Le dimanche 10 mars 1793, à Paris, l'assemblée de la Convention recourt à la levée en masse autoritaire de 300 000 hommes pour faire face au retour en force des armées européennes coalisées contre la France révolutionnaire. Il s'ensuit dès le lendemain des soulèvements dans beaucoup de campagnes, où les paysans, jusque-là indifférents à l'agitation parisienne, ne supportent pas qu'on leur demande de verser leur sang pour une cause qu'ils exècrent.
Dans l'ouest de la France, ces soulèvements débouchent sur un conflit d'une particulière violence, avec un total d'environ deux cent mille tués et disparus en deux ans de guerres. Le conflit fait plus de cent mille victimes dans le seul département de la Vendée qui comptait 800 000 habitants en 1792 (note). Il meurtrit aussi les régions voisines, Bretagne, Maine, Basse-Normandie, Anjou, où les insurgés prennent le nom de « Chouans ». À Nantes, sur ordre du représentant en mission Carrier, deux mille malheureux sont noyés dans des gabarres coulées au milieu de la Loire, qualifiée pour le coup de « baignoire nationale » !

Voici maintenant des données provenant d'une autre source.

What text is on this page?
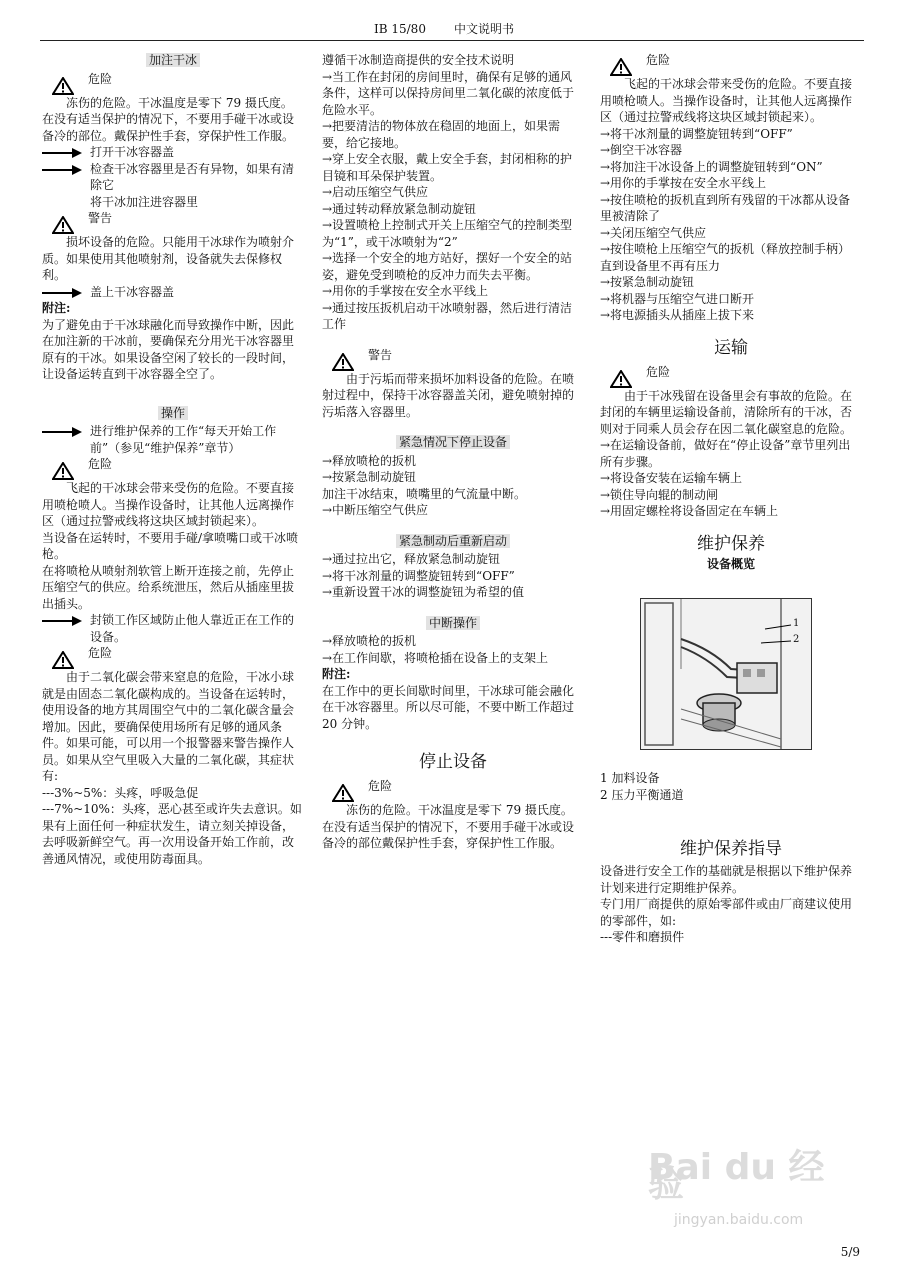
IB 15/80 中文说明书
加注干冰

危险

冻伤的危险。干冰温度是零下 79 摄氏度。在没有适当保护的情况下，不要用手碰干冰或设备冷的部位。戴保护性手套，穿保护性工作服。

打开干冰容器盖

检查干冰容器里是否有异物，如果有清除它

将干冰加注进容器里

警告

损坏设备的危险。只能用干冰球作为喷射介质。如果使用其他喷射剂，设备就失去保修权利。

盖上干冰容器盖

附注:

为了避免由于干冰球融化而导致操作中断，因此在加注新的干冰前，要确保充分用光干冰容器里原有的干冰。如果设备空闲了较长的一段时间，让设备运转直到干冰容器全空了。

操作

进行维护保养的工作“每天开始工作前”（参见“维护保养”章节）

危险

飞起的干冰球会带来受伤的危险。不要直接用喷枪喷人。当操作设备时，让其他人远离操作区（通过拉警戒线将这块区域封锁起来）。

当设备在运转时，不要用手碰/拿喷嘴口或干冰喷枪。

在将喷枪从喷射剂软管上断开连接之前，先停止压缩空气的供应。给系统泄压，然后从插座里拔出插头。

封锁工作区域防止他人靠近正在工作的设备。

危险

由于二氧化碳会带来窒息的危险，干冰小球就是由固态二氧化碳构成的。当设备在运转时，使用设备的地方其周围空气中的二氧化碳含量会增加。因此，要确保使用场所有足够的通风条件。如果可能，可以用一个报警器来警告操作人员。如果从空气里吸入大量的二氧化碳，其症状有:

---3%~5%：头疼，呼吸急促

---7%~10%：头疼，恶心甚至或许失去意识。如果有上面任何一种症状发生，请立刻关掉设备，去呼吸新鲜空气。再一次用设备开始工作前，改善通风情况，或使用防毒面具。

遵循干冰制造商提供的安全技术说明

→当工作在封闭的房间里时，确保有足够的通风条件，这样可以保持房间里二氧化碳的浓度低于危险水平。

→把要清洁的物体放在稳固的地面上，如果需要，给它接地。

→穿上安全衣服，戴上安全手套，封闭相称的护目镜和耳朵保护装置。

→启动压缩空气供应

→通过转动释放紧急制动旋钮

→设置喷枪上控制式开关上压缩空气的控制类型为“1”，或干冰喷射为“2”

→选择一个安全的地方站好，摆好一个安全的站姿，避免受到喷枪的反冲力而失去平衡。

→用你的手掌按在安全水平线上

→通过按压扳机启动干冰喷射器，然后进行清洁工作

警告

由于污垢而带来损坏加料设备的危险。在喷射过程中，保持干冰容器盖关闭，避免喷射掉的污垢落入容器里。

紧急情况下停止设备

→释放喷枪的扳机

→按紧急制动旋钮

加注干冰结束，喷嘴里的气流量中断。

→中断压缩空气供应

紧急制动后重新启动

→通过拉出它，释放紧急制动旋钮

→将干冰剂量的调整旋钮转到“OFF”

→重新设置干冰的调整旋钮为希望的值

中断操作

→释放喷枪的扳机

→在工作间歇，将喷枪插在设备上的支架上

附注:

在工作中的更长间歇时间里，干冰球可能会融化在干冰容器里。所以尽可能，不要中断工作超过 20 分钟。

停止设备

危险

冻伤的危险。干冰温度是零下 79 摄氏度。在没有适当保护的情况下，不要用手碰干冰或设备冷的部位戴保护性手套，穿保护性工作服。

危险

飞起的干冰球会带来受伤的危险。不要直接用喷枪喷人。当操作设备时，让其他人远离操作区（通过拉警戒线将这块区域封锁起来）。

→将干冰剂量的调整旋钮转到“OFF”

→倒空干冰容器

→将加注干冰设备上的调整旋钮转到“ON”

→用你的手掌按在安全水平线上

→按住喷枪的扳机直到所有残留的干冰都从设备里被清除了

→关闭压缩空气供应

→按住喷枪上压缩空气的扳机（释放控制手柄）直到设备里不再有压力

→按紧急制动旋钮

→将机器与压缩空气进口断开

→将电源插头从插座上拔下来

运输

危险

由于干冰残留在设备里会有事故的危险。在封闭的车辆里运输设备前，清除所有的干冰，否则对于同乘人员会存在因二氧化碳窒息的危险。

→在运输设备前，做好在“停止设备”章节里列出所有步骤。

→将设备安装在运输车辆上

→锁住导向辊的制动闸

→用固定螺栓将设备固定在车辆上

维护保养
设备概览
1
2

1 加料设备

2 压力平衡通道

维护保养指导

设备进行安全工作的基础就是根据以下维护保养计划来进行定期维护保养。

专门用厂商提供的原始零部件或由厂商建议使用的零部件，如:

---零件和磨损件

Bai du 经验
jingyan.baidu.com
5/9
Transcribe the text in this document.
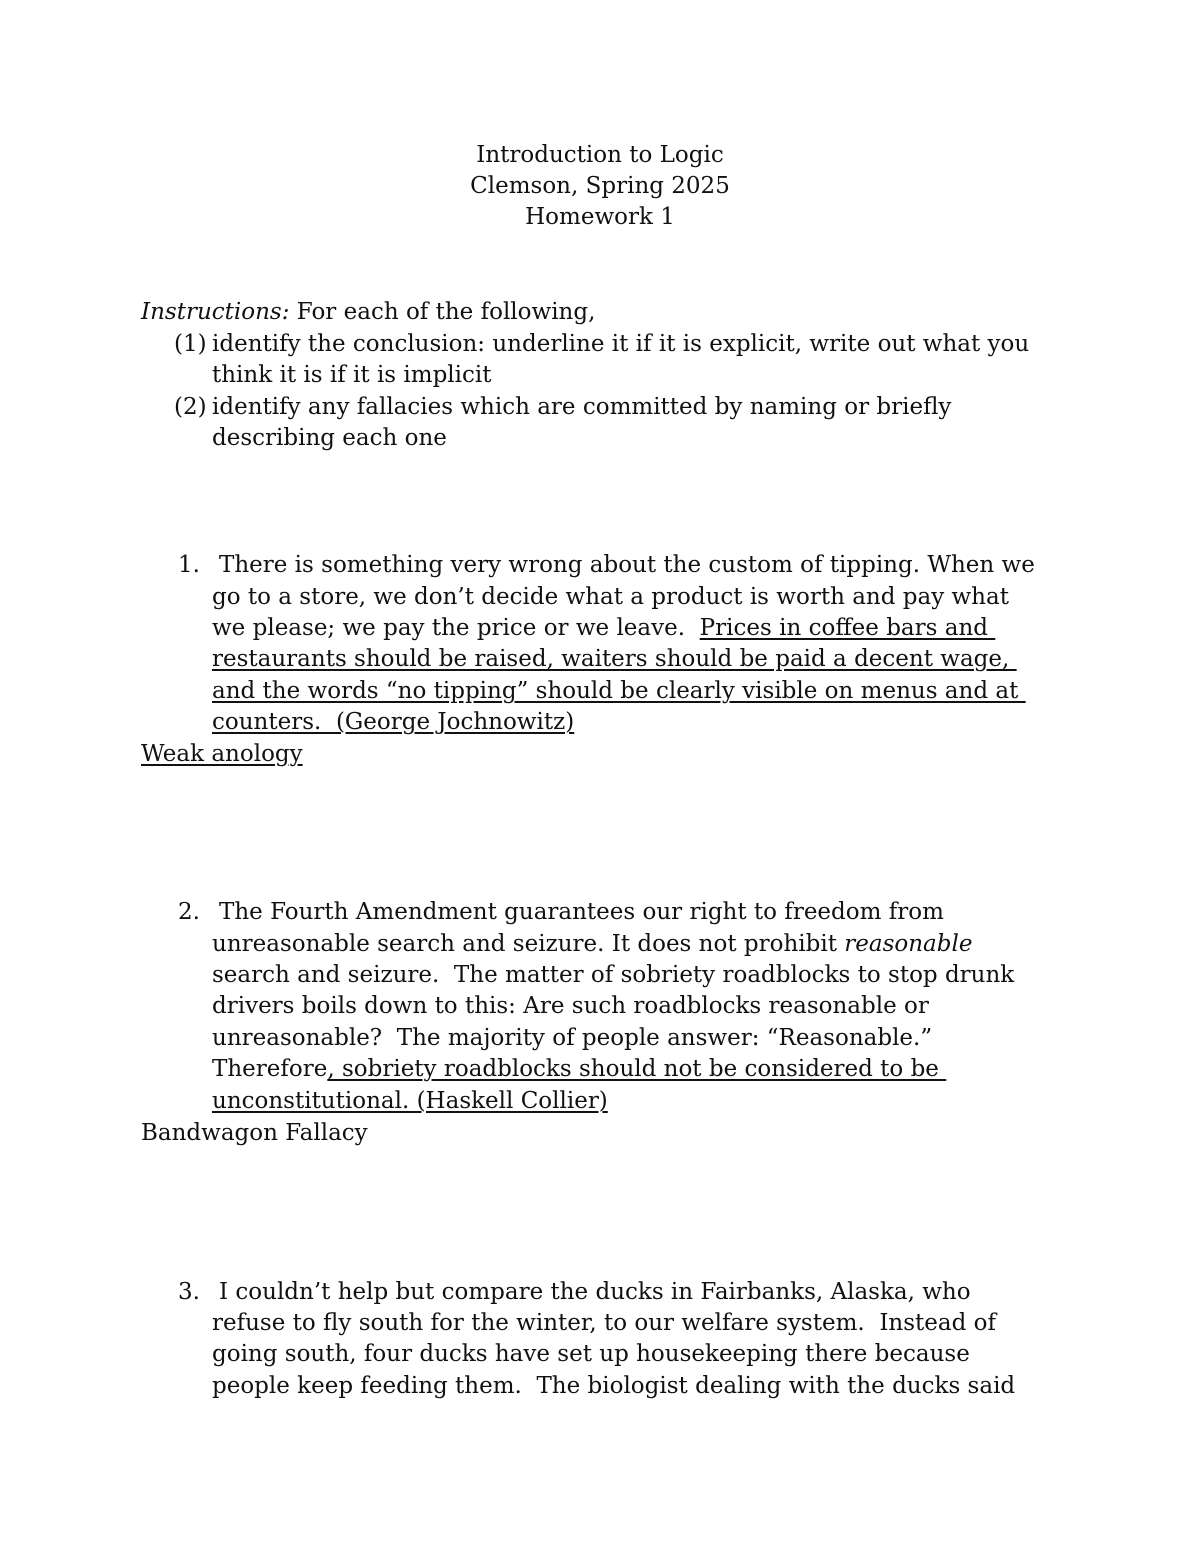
Introduction to Logic
Clemson, Spring 2025
Homework 1
Instructions: For each of the following,
(1) identify the conclusion: underline it if it is explicit, write out what you
think it is if it is implicit
(2) identify any fallacies which are committed by naming or briefly
describing each one
1. There is something very wrong about the custom of tipping. When we
go to a store, we don’t decide what a product is worth and pay what
we please; we pay the price or we leave.  Prices in coffee bars and
restaurants should be raised, waiters should be paid a decent wage,
and the words “no tipping” should be clearly visible on menus and at
counters.  (George Jochnowitz)
Weak anology
2. The Fourth Amendment guarantees our right to freedom from
unreasonable search and seizure. It does not prohibit reasonable
search and seizure.  The matter of sobriety roadblocks to stop drunk
drivers boils down to this: Are such roadblocks reasonable or
unreasonable?  The majority of people answer: “Reasonable.”
Therefore, sobriety roadblocks should not be considered to be
unconstitutional. (Haskell Collier)
Bandwagon Fallacy
3. I couldn’t help but compare the ducks in Fairbanks, Alaska, who
refuse to fly south for the winter, to our welfare system.  Instead of
going south, four ducks have set up housekeeping there because
people keep feeding them.  The biologist dealing with the ducks said
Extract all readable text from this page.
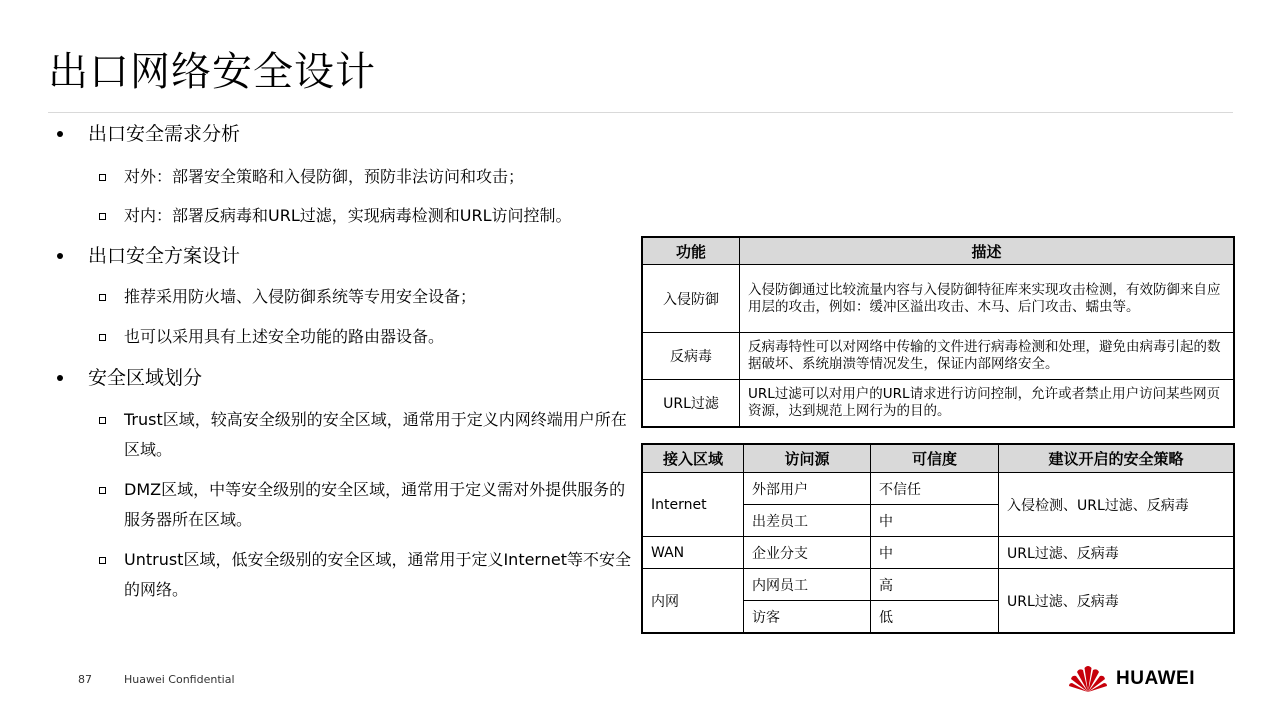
出口网络安全设计
出口安全需求分析
对外：部署安全策略和入侵防御，预防非法访问和攻击；
对内：部署反病毒和URL过滤，实现病毒检测和URL访问控制。
出口安全方案设计
推荐采用防火墙、入侵防御系统等专用安全设备；
也可以采用具有上述安全功能的路由器设备。
安全区域划分
Trust区域，较高安全级别的安全区域，通常用于定义内网终端用户所在区域。
DMZ区域，中等安全级别的安全区域，通常用于定义需对外提供服务的服务器所在区域。
Untrust区域，低安全级别的安全区域，通常用于定义Internet等不安全的网络。
功能	描述
入侵防御	入侵防御通过比较流量内容与入侵防御特征库来实现攻击检测，有效防御来自应用层的攻击，例如：缓冲区溢出攻击、木马、后门攻击、蠕虫等。
反病毒	反病毒特性可以对网络中传输的文件进行病毒检测和处理，避免由病毒引起的数据破坏、系统崩溃等情况发生，保证内部网络安全。
URL过滤	URL过滤可以对用户的URL请求进行访问控制，允许或者禁止用户访问某些网页资源，达到规范上网行为的目的。
接入区域	访问源	可信度	建议开启的安全策略
Internet	外部用户	不信任	入侵检测、URL过滤、反病毒
	出差员工	中	
WAN	企业分支	中	URL过滤、反病毒
内网	内网员工	高	URL过滤、反病毒
	访客	低	
87	Huawei Confidential	HUAWEI
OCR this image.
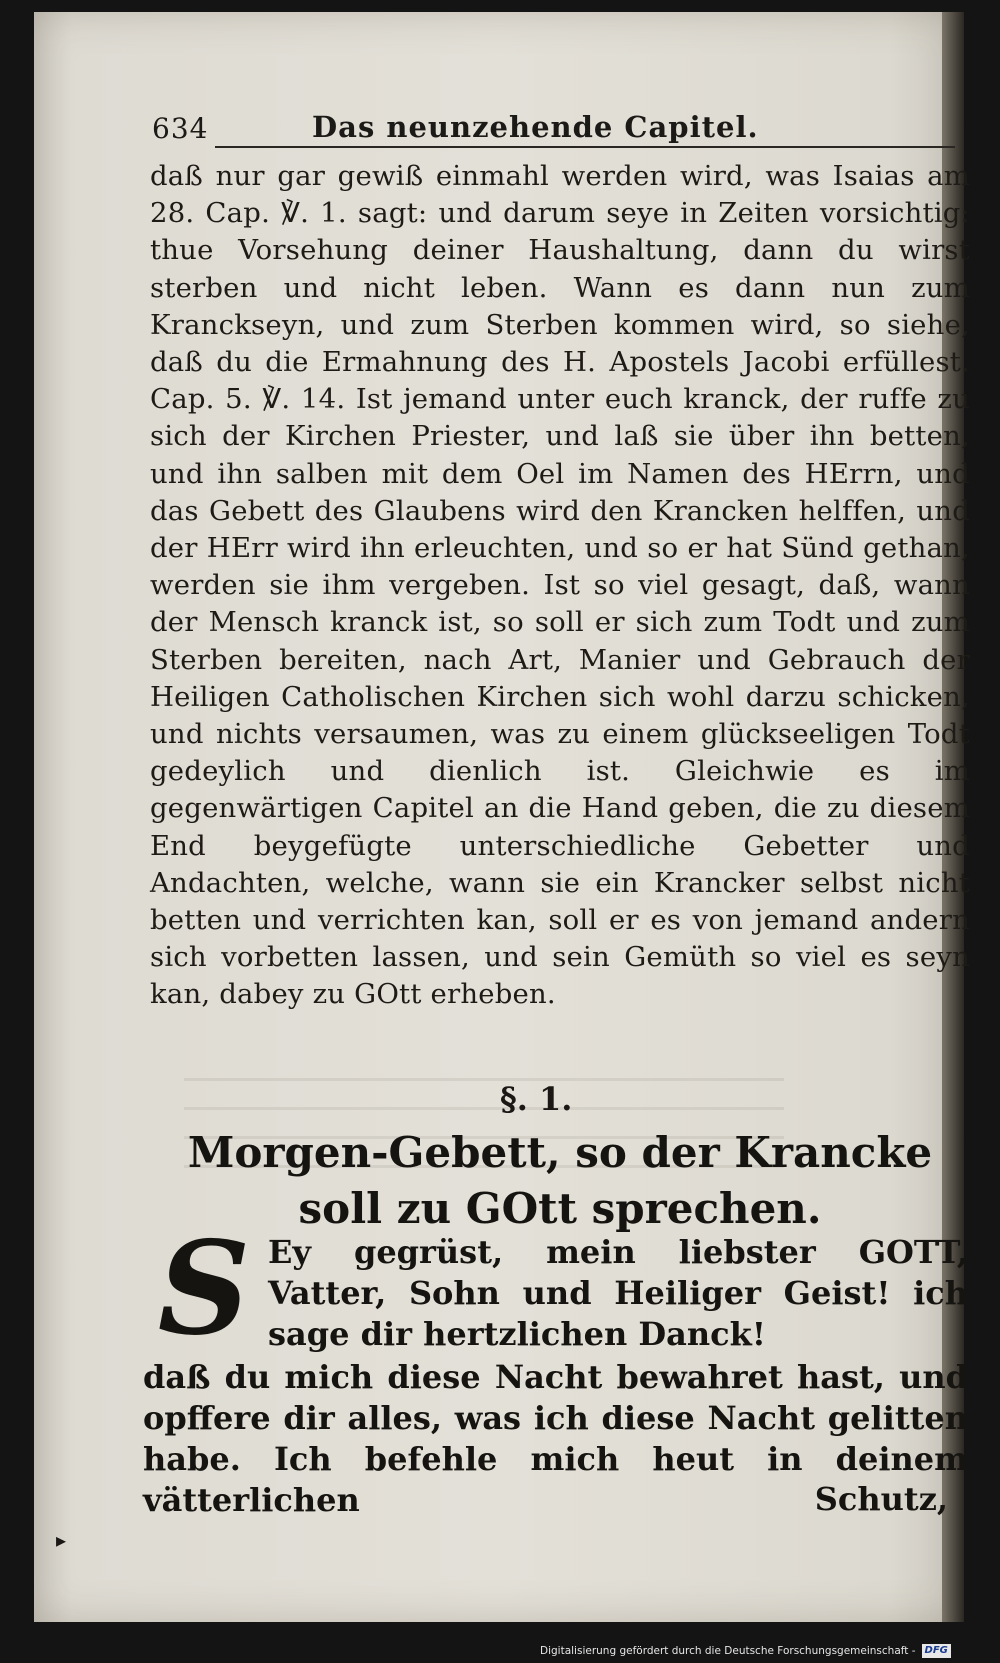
634	Das neunzehende Capitel.
daß nur gar gewiß einmahl werden wird, was Isaias am 28. Cap. ℣. 1. sagt: und darum seye in Zeiten vorsichtig: thue Vorsehung deiner Haushaltung, dann du wirst sterben und nicht leben. Wann es dann nun zum Kranckseyn, und zum Sterben kommen wird, so siehe, daß du die Ermahnung des H. Apostels Jacobi erfüllest. Cap. 5. ℣. 14. Ist jemand unter euch kranck, der ruffe zu sich der Kirchen Priester, und laß sie über ihn betten, und ihn salben mit dem Oel im Namen des HErrn, und das Gebett des Glaubens wird den Krancken helffen, und der HErr wird ihn erleuchten, und so er hat Sünd gethan, werden sie ihm vergeben. Ist so viel gesagt, daß, wann der Mensch kranck ist, so soll er sich zum Todt und zum Sterben bereiten, nach Art, Manier und Gebrauch der Heiligen Catholischen Kirchen sich wohl darzu schicken, und nichts versaumen, was zu einem glückseeligen Todt gedeylich und dienlich ist. Gleichwie es im gegenwärtigen Capitel an die Hand geben, die zu diesem End beygefügte unterschiedliche Gebetter und Andachten, welche, wann sie ein Krancker selbst nicht betten und verrichten kan, soll er es von jemand andern sich vorbetten lassen, und sein Gemüth so viel es seyn kan, dabey zu GOtt erheben.
§. 1.
Morgen-Gebett, so der Krancke soll zu GOtt sprechen.
S Ey gegrüst, mein liebster GOTT, Vatter, Sohn und Heiliger Geist! ich sage dir hertzlichen Danck!
daß du mich diese Nacht bewahret hast, und opffere dir alles, was ich diese Nacht gelitten habe. Ich befehle mich heut in deinem vätterlichen	Schutz,
▸
Digitalisierung gefördert durch die Deutsche Forschungsgemeinschaft - DFG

Par leur férocité, les « guerres de Vendée » n'auront guère à envier aux guerres étrangères de la Révolution...
Dans le bocage du Bas-Poitou (le département de la Vendée), les paysans pratiquent leur religion avec piété et sérieux, comme le leur ont appris les disciples du père Louis-Marie Grignion de Monfort, décédé en 1716, qui ont revivifié les pratiques religieuses dans ces régions alors qu'elles régressaient dans le reste de la France.
Le jour même de la réquisition, le 10 mars 1793, ces paysans, échaudés par l'exécution du roi Louis XVI et les mesures antireligieuses des révolutionnaires parisiens, assaillent les autorités municipales.
Spontanée, la rébellion couvre les Mauges, le Choletais, le bocage vendéen, le marais de Challans et le pays de Retz (toute une région du sud de la Loire qui prendra bientôt le nom de Vendée militaire). 23 insurgés sont arrêtés par les gardes nationaux à Saint-Philbert, dans le pays de Retz, en Loire-Inférieure (aujourd'hui Loire-Atlantique).
Le lendemain, la population se rassemble et décide de marcher sur Machecoul, principale bourgade de l'endroit, où se tiennent la garde nationale et la commission de recrutement. À l'entrée du bourg, la foule armée de fourches fait face aux gendarmes et aux gardes nationaux. Ceux-ci, bien qu'au nombre de plusieurs centaines, prennent peur et refluent dans les rues. La foule les poursuit. Plusieurs gardes nationaux sont massacrés ainsi que quelques bourgeois connus pour leurs sympathies républicaines et le curé assermenté (il a approuvé la Constitution civile du clergé).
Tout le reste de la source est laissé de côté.